Satya Nadella’s blog post posed the question of how to make cloud technology accessible to everyone as opposed to wealthy societies who have easier access to cloud computing’s data, intelligence, analytics and insights. Brad Smith, meanwhile, said that Microsoft will look to address 70,000 Non Governmental Organisations (NGOs) through one or more of its cloud offerings by the end of 2017, with additional focus on serving more groups after that each year. Smith also wrote that Microsoft is expected to donate near to $350 million in cloud services to nonprofits this year.

The Microsoft Philanthropies arm was established in December 2015 with the task of providing nonprofits with a complete set of the company’s cloud services.
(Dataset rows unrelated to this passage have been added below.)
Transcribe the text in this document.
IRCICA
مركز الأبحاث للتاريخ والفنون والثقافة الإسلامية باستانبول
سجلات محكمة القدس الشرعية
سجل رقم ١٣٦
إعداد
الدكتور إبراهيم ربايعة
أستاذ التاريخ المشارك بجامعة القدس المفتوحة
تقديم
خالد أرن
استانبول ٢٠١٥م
These include Microsoft Azure for NGOs to run applications and make use of computing and storage power, CRM online to manage relationships with donors and beneficiaries, and Enterprise Mobility Suite to manage all devices, applications and data.

Another key plan is to expand the present Microsoft Azure for Research programme by 50% of donations. To date, the programme has supplied free cloud computing resources for more than 600 research projects on six continents. There are also plans to donate cloud services combined with last-mile connectivity for under-served communities worldwide. Microsoft has been concentrating on using TV white spaces – unused portions of wireless spectrum in the frequency bands that are commonly used for TV for last minute connectivity.

However, such announcements have been questioned – for example, with respect to tech companies promoting their own business agendas. Facebook’s Free Basics programme has been criticised as a means of promoting its own social networking platform. The Business Insider report also says that the Microsoft donations could bring long-term business as a number of potential long-term users could be won over to the Microsoft cloud platform.